Credit crisis shows it's time to clean house
One thing that is apparent about the fiscal meltdown is that it was known several years ago that there was a crisis brewing in the fiscal markets ("Uneasy Street," Oct. 10).
The titans of Wall Street knew that the bubble was ultimately going to burst. They chose to ignore the signs while amassing huge personal fortunes.
Congress knew what was going on in the subprime credit market and the derivatives market and deliberately chose to ignore it.
Members of Congress of both parties turned a blind eye to the problem at the same time they were lining their pockets with campaign contributions from the titans of Wall Street who were pushing these loans.
The regulators in Washington, those who were supposed to be preventing fiscal mischief, failed to curtail the abuse by the titans of Wall Street, knowing full well that the house of cards could come tumbling down, with huge consequences.
Have they learned anything from all of this? Just weeks after the bailout of AIG, executives of that company were on a $400,000 retreat ("Lawmakers angered by posh AIG retreat," Oct. 8). Just business as usual.
Congress passed a $700 billion bailout package and loaded it down with an extra $150 billion in pork-barrel spending. Business as usual.
The regulators in Washington, the same crowd that allowed the titans of Wall Street to abuse the system, are now telling us how to solve the problem. Business as usual.
There is but one thing that the American people can do now: Clean house in Washington.
We have an extraordinary opportunity to vote the entrenched, irresponsible, corrupt members of Congress out of office.
No matter how much we like our own senator or congressman, they were all a part of the problem.
How can we vote them back into office?
John Hergenroeder, Baltimore
AIG takes taxpayers for an expensive ride
On Sept. 17, a Sun headline read "U. S. giving AIG $85 billion loan." Then on Oct. 9, the paper had an item titled "Federal Reserve grants $37.8 billion loan to AIG."
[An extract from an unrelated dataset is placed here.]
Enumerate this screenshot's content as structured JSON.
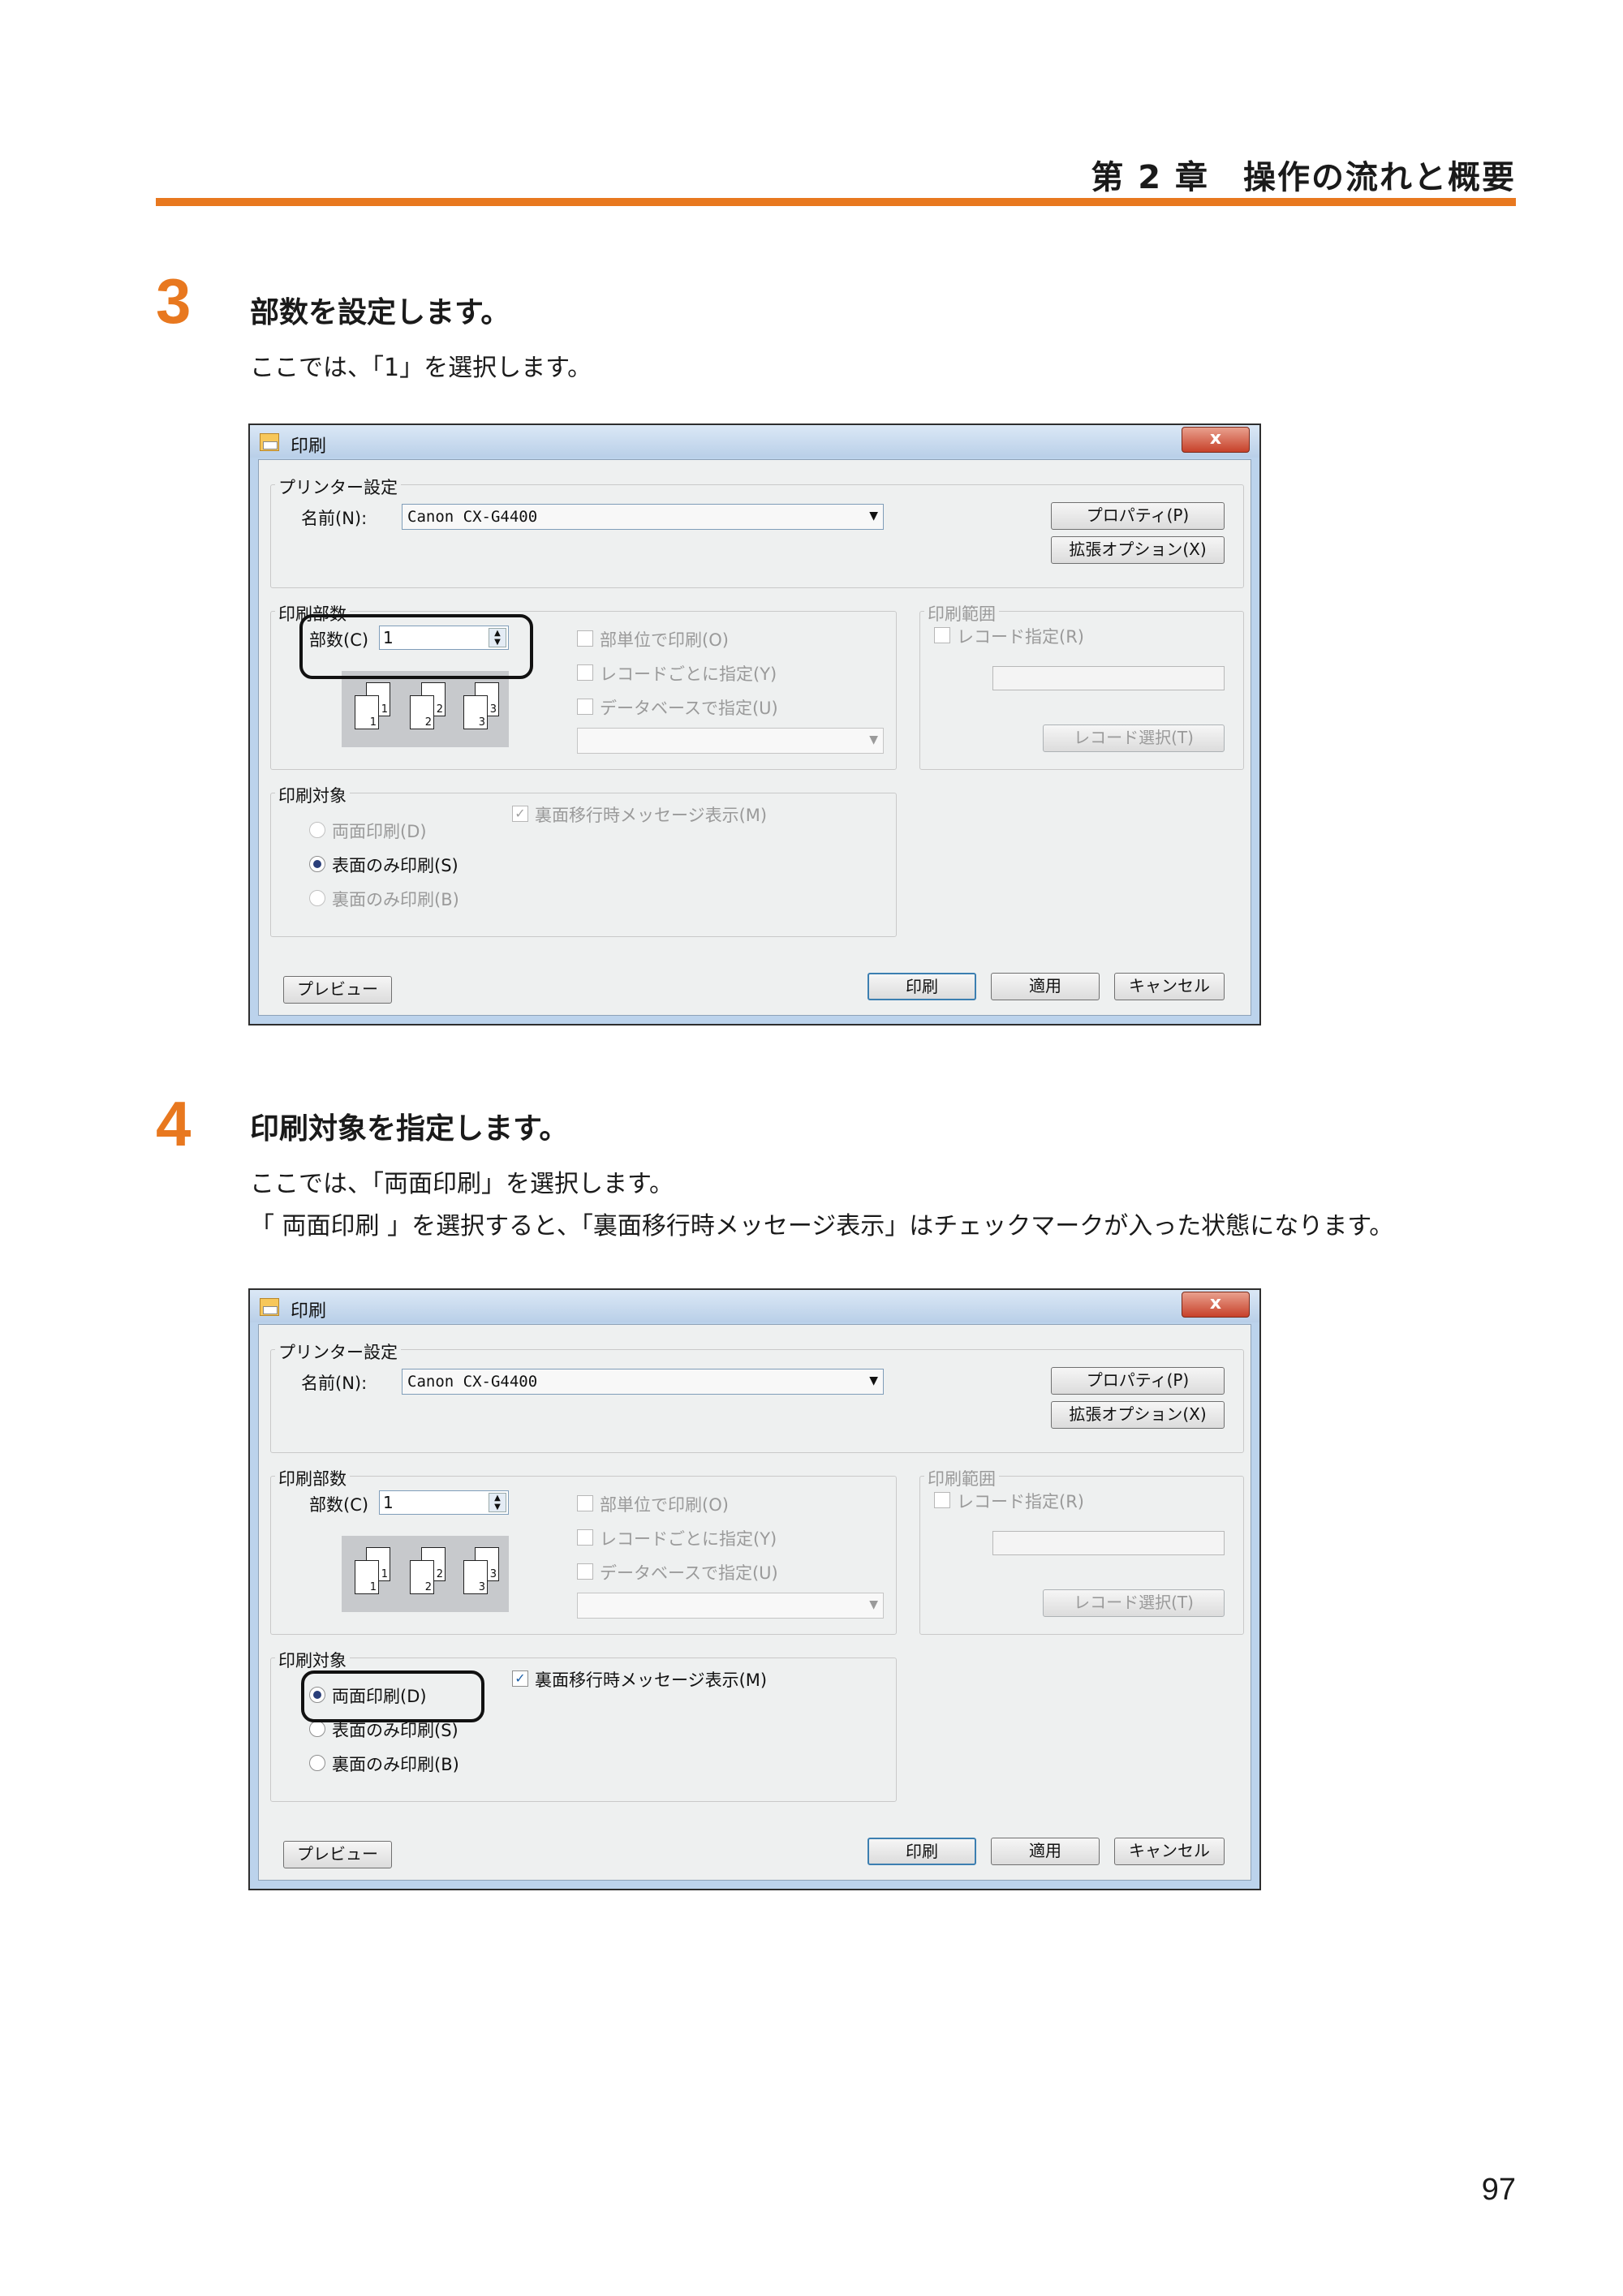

This makes a total of $122.8 billion in public money going to AIG.
Is AIG playing the U.S. taxpayers for suckers?
AIG's top brass should be fired and a grand jury impaneled to see what kinds of and how many crimes have been committed.
Richard L. Lelonek, Baltimore
End the war to pay the bill for bailout
I've got an idea: Why not abandon the occupation of Iraq ("Uneasy Street," Oct. 10)?
This would save the lives of our soldiers and innocent Iraqis, and prevent us from spending more billions on an invasion that never should have happened in the first place.
We could then use those billions of dollars to bail out Wall Street as well as Main Street.
Olatunji Mwamba, Baltimore
All-American Palin a breath of fresh air
Kathleen Parker calls Alaska Gov. Sarah Palin a "problem" although she admits that Mrs. Palin has common sense and executive experience and is inspiring and "all-American" ("Palin is in over her head, should bow out of race" Commentary, Sept. 30).
While Mrs. Palin is called "in over her head," Sen. Barack Obama is up to his neck in unsavory connections to the overwhelming Fannie Mae/Freddie Mac disaster, having received the second-largest sum in campaign contributions among U.S. senators (after Sen. Christopher Dodd) from these corrupt organizations.
The deficit of trust in government is far greater than our horrendous deficit of money.
Congress today is a morass of negligence and mismanagement that has brought us to the brink of financial disaster, nationally and personally.
It has become a predator on the people, most recently in adding tens of billions in extra spending to the original $700 billion bailout proposal.
Working above the law, it has plunged our country into socialism.
It has been years since Main Street was represented in Washington.
Mrs. Palin is not "out of her league"; others in Washington are out of her league.
Character matters, and the appeal of "all-Americanism" and respect for the Ten Commandments cannot be overestimated.